Conference speech, Blackpool 1977
William Hague (Conservative)
As a 16-year-old, I represent what may well seem to be the last generation for the Conservative Party. By all accounts, some ten per cent of first-time voters voted Conservative in the last general election. If that trend continues then perhaps some mathematician in the hall would care to work out just how many years it will be before it becomes impossible for the Conservative Party to win a general election.

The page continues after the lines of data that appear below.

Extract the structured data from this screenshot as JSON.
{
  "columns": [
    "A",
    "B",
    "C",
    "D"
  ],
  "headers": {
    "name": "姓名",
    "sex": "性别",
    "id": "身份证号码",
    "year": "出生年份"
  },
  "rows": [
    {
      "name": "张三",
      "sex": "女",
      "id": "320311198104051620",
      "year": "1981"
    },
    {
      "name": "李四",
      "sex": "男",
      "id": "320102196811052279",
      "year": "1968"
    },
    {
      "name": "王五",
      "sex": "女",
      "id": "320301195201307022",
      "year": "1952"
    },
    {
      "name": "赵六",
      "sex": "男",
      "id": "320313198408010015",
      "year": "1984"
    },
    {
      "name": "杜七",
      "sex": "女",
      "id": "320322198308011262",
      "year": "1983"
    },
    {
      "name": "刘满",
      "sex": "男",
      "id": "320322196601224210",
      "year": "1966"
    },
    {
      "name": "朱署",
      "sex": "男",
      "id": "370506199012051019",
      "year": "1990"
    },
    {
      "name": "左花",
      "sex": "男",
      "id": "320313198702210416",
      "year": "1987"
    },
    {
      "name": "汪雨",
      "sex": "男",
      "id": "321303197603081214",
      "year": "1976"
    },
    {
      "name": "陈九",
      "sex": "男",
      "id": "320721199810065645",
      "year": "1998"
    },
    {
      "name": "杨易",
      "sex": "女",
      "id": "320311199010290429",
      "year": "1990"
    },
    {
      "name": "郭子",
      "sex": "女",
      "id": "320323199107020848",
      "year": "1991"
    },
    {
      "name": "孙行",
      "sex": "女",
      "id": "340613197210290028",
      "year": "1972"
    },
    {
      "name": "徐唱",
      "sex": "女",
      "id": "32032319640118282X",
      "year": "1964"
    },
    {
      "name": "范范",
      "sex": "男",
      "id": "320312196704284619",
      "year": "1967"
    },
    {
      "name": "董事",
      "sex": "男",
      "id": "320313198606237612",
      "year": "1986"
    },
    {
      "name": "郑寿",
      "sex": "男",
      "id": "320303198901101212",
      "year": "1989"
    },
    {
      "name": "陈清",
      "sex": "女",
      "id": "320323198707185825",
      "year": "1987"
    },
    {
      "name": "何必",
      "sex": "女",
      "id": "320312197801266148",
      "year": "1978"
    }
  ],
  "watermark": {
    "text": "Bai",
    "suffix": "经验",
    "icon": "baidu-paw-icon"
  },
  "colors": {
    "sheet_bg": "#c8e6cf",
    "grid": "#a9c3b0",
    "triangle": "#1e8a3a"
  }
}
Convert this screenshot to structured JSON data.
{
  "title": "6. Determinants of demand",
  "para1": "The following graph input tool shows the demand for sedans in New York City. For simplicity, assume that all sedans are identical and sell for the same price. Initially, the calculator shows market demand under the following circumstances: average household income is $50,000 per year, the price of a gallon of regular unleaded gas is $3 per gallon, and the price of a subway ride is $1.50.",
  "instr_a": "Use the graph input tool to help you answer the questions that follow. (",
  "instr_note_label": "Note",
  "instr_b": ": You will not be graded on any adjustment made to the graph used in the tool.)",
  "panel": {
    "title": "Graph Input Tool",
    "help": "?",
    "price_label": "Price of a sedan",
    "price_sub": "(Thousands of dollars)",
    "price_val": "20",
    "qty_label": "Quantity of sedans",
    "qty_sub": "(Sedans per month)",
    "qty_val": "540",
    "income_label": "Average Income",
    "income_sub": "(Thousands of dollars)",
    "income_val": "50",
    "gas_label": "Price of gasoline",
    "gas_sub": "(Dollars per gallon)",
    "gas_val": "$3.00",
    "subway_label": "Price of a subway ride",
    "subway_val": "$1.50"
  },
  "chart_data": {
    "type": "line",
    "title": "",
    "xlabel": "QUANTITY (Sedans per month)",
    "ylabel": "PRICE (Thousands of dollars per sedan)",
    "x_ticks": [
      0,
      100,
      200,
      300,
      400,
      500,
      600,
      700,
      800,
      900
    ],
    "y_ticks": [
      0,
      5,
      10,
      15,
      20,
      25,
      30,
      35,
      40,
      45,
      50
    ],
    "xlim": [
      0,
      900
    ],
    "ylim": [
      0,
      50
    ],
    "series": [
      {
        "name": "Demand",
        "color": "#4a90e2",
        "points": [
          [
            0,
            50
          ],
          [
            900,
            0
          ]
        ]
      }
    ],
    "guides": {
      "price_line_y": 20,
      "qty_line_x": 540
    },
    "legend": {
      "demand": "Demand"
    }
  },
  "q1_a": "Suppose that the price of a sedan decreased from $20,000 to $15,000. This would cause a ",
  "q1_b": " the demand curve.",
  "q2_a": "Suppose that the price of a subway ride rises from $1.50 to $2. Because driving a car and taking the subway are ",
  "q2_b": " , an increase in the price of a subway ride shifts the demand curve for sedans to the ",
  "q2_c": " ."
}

That lack of support stems largely, in my belief, from the fact that the party is seen, rightly or wrongly, as standing for the maintenance of the existing political and economic order. The young people who voted so overwhelmingly against our party last time are people who believe in change — not change for its own sake but change because they are dissatisfied with the existing state of affairs in Great Britain. But the only form of change that has been offered to them in the past has been a change to the left — an irreversible shift of power, as the Labour Party has called it, supposedly to the people but in reality to the centralized state.
They must now be shown that it is possible to change in other directions. Indeed, not only possible to change but necessary to change. Every subsequent Labour government has encroached upon the liberty of the individual citizen. Every subsequent Conservative government has failed to do more than only marginally restore it.
What sort of world do young people want? Like the rest of the British people, they share the aspirations and hopes of the Conservative Party, but in this case it is not translated into Conservative votes. They want a society where effort and initiative are rewarded instead of stamped upon, where those who work the hardest receive the greatest reward, where those who take the greatest risk receive the largest profit.
They want to live in a world where it pays to work and, more important, where it pays to work in Britain. They do not accept the socialist argument that the government knows what is good for the people better than the people do. They do not want to go to Callaghan's promised land, which must surely rank as the most miserable and abhorrent land that has ever been promised to the people of a nation. But most of all they want to be free, free from the government, the government that they think should get out of the way, not intervene, not interfere in their lives. And I trust Mrs Thatcher's government will indeed get out of the way.
There is at least one school, which I think is in London, where the pupils are allowed to win just one race each, no more, for fear that the others might feel inferior. That is a classic illustration of the socialist state, which draws nearer with every Labour government and which Conservatives have never reversed. Half of you may not be here in 30 or 40 years' time, but I will be and I want to be free.
Economic policy can guarantee that freedom. Denationalization of certain industries and forcing others to cover their costs, large and progressive cuts in public spending, the year-by-year reduction of the proportion of the GNP spent by the state, in short, the creation of a free market economy.
There comes a time, as a country moves nearer towards a socialist state, when the party of the left ceases to be the dominant party, the reformer, and it is the party of the right that becomes the party of radicalism and change. If we should fail now to reverse the progress of socialism, we can write off the future of this party and of the country. But if we rise to the challenge and if we determine to roll back the frontiers of the state, we will not only capture the imagination and support of the younger people; we will save free enterprise and Great Britain, and create a capital-owning, home-owning democracy for the young people.